A l’instar des autres préfectures du pays, la campagne de récupération des domaines de l’État a été lancée dans la commune urbaine de Kankan ce Samedi, 07 Mai 2022 par les autorités administratives. Cette première journée était axée sur le marquage des quelques habitations de fortune et des encombrants physiques le long de la route principale du rond-point Missira jusqu’à Mobile, sur la route nationale Kankan-Kouroussa. C’était en présence de monsieur le Gouverneur de la région administrative de Kankan.

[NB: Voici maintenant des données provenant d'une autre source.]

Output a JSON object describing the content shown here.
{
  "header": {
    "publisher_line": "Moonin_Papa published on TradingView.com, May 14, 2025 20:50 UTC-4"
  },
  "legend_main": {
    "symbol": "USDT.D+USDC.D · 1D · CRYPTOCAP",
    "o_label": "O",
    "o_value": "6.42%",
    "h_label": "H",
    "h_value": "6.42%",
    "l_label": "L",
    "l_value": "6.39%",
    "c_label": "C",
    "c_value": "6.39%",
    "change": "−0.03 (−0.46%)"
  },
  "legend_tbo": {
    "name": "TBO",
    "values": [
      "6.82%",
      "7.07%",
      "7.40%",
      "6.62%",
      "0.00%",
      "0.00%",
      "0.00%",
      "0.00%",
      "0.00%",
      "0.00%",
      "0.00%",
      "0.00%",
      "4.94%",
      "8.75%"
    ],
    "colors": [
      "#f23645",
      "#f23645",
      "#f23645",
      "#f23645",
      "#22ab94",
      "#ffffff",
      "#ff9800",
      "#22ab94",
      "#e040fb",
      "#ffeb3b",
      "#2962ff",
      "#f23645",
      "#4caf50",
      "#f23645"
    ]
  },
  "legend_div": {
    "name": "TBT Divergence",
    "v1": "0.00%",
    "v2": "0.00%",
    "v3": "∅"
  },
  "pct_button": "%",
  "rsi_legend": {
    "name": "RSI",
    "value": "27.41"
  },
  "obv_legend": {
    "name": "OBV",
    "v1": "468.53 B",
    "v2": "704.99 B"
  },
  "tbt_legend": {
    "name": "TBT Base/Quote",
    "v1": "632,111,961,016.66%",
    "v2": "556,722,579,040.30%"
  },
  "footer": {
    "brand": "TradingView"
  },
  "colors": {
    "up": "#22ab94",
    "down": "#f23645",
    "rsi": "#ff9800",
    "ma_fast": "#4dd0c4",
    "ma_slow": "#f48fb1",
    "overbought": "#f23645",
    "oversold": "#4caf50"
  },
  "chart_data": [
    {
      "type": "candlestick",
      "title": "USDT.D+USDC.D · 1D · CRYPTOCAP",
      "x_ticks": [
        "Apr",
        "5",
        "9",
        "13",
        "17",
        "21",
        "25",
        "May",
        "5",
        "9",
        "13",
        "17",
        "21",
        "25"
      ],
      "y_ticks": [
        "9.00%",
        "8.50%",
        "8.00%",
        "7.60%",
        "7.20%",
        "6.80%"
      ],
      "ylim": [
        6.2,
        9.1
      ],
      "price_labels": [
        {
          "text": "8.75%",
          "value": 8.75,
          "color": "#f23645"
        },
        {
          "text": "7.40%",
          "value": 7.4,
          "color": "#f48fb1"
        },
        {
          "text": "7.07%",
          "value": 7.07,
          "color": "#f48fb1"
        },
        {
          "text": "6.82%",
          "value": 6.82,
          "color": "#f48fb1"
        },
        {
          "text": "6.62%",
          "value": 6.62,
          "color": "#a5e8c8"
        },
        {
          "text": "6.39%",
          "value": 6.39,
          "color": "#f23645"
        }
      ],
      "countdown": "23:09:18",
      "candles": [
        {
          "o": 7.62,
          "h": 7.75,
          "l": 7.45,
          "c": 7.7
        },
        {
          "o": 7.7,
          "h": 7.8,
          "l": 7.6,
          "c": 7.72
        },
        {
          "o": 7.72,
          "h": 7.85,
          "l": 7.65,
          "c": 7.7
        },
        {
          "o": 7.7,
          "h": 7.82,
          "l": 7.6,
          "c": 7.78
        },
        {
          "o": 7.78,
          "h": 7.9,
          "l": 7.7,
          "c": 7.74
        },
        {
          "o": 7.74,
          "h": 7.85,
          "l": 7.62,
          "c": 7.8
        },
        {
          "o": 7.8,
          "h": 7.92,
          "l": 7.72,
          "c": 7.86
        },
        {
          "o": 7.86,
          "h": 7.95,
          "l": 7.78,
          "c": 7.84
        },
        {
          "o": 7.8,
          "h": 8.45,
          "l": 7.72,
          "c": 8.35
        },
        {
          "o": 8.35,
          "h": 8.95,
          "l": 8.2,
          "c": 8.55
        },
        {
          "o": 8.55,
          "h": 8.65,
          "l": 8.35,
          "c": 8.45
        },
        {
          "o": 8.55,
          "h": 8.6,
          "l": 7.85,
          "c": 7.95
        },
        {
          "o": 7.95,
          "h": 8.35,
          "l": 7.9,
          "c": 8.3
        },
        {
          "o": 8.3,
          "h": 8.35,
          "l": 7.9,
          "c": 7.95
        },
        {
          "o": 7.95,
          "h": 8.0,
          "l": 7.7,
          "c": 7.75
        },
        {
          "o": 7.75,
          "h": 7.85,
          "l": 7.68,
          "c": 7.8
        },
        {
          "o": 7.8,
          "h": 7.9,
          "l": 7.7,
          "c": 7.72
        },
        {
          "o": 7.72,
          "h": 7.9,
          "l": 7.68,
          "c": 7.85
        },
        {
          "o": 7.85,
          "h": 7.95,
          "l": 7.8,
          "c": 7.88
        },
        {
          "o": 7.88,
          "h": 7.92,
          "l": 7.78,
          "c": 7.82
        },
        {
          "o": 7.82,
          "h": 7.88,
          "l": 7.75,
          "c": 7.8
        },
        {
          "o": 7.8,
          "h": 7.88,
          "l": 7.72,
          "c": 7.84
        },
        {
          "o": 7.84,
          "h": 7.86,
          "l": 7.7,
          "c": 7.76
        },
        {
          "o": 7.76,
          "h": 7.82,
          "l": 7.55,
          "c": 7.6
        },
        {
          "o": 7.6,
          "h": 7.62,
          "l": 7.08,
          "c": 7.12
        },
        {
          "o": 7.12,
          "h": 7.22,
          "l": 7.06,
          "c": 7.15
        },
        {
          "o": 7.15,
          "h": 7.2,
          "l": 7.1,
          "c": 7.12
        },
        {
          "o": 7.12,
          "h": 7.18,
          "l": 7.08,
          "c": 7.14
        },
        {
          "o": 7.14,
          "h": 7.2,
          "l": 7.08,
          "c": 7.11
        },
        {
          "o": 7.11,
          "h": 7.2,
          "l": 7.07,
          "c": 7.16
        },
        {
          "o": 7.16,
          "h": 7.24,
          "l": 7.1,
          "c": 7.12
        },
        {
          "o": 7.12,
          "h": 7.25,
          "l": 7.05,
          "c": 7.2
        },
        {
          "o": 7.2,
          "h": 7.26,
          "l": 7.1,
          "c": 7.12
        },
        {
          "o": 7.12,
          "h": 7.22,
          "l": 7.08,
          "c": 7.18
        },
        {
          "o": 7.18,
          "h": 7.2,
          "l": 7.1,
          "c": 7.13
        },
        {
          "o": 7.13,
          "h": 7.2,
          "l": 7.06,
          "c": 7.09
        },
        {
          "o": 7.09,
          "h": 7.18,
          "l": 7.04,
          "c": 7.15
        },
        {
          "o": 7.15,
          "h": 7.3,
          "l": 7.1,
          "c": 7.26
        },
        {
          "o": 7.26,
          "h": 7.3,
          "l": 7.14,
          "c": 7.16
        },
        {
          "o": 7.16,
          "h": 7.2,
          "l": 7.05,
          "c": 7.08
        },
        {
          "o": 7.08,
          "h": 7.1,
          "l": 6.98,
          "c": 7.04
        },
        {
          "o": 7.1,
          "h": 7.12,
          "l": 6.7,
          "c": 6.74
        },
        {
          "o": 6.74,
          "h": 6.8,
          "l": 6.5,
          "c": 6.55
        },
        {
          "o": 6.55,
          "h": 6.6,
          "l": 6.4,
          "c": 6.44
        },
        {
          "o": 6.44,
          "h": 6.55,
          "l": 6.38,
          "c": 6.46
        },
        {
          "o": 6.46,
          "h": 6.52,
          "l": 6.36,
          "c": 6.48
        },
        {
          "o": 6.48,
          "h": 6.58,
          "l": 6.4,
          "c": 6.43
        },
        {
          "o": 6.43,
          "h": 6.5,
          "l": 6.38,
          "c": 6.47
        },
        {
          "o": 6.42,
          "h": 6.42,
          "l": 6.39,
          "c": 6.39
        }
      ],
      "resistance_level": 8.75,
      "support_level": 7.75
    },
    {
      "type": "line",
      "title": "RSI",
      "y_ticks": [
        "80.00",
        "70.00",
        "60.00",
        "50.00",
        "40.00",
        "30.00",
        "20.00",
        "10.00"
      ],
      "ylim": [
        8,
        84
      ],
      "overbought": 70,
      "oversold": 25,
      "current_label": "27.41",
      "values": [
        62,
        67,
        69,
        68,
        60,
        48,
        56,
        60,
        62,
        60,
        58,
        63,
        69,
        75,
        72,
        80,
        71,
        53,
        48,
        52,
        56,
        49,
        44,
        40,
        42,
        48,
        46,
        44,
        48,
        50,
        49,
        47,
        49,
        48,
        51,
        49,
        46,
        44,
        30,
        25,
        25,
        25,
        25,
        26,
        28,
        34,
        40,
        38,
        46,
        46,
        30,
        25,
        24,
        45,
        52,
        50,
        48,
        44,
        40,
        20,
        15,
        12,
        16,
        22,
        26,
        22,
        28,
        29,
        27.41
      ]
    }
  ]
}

Après l’étape de marquage, suivra la démolition de tous les encombrants physiques et quelques habitations de fortune, selon le président de la commission de récupération des domaines de l’État à Kankan, le colonel Malik Diakité.
« En tant que président de cette commission de récupération des domaines de l’État à Kankan, je me réjouis du lancement de marquage des emprises aujourd’hui. Ce qui a été fait aujourd’hui, va être suivi immédiatement par la démolition car, c’est des emprises de la route ça. Il n’y a pas de problème. Par la suite, nous allons procéder aussi avec les techniciens de l’habitat à marquer les bâtiments ou les domaines bâtis et non bâtis de l’État , cela aussi va continuer.
Ce matin vous avez suivi le lancement officiel par monsieur le Gouverneur, il a dit qu’il n’y a pas de date précise pour la démolition car, il y a des préalables d’abord à régler avant de passer à ces opérations. Mais ce que je voudrais vous dire, après le marquage des emprises là, ce que c’est la démolition », assure-t-il.
Cette première journée de marquage s’est passée sans aucun incident avec la collaboration des citoyens dont les maisons ont été marquées. D’ailleurs, ils disent se plier face à la loi. C’est le cas respectivement de Ansoumane Camara et Mamadou Oury Barry.
« C’est quelque chose à apprécier parce que, c’est pas seulement à Kankan, c’est partout en Guinée. Je pense que cela ne doit pas être une situation qui doit nous donner la tristesse ».
« Aujourd’hui, J’ai un sentiment de tristesse vraiment, mais comme c’est la loi, nous sommes obligés de rester derrière la loi. Ce que nous avons à dire aux autorités, c’est de nous un peu de temps pour que nous puissions quitter les lieux facilement».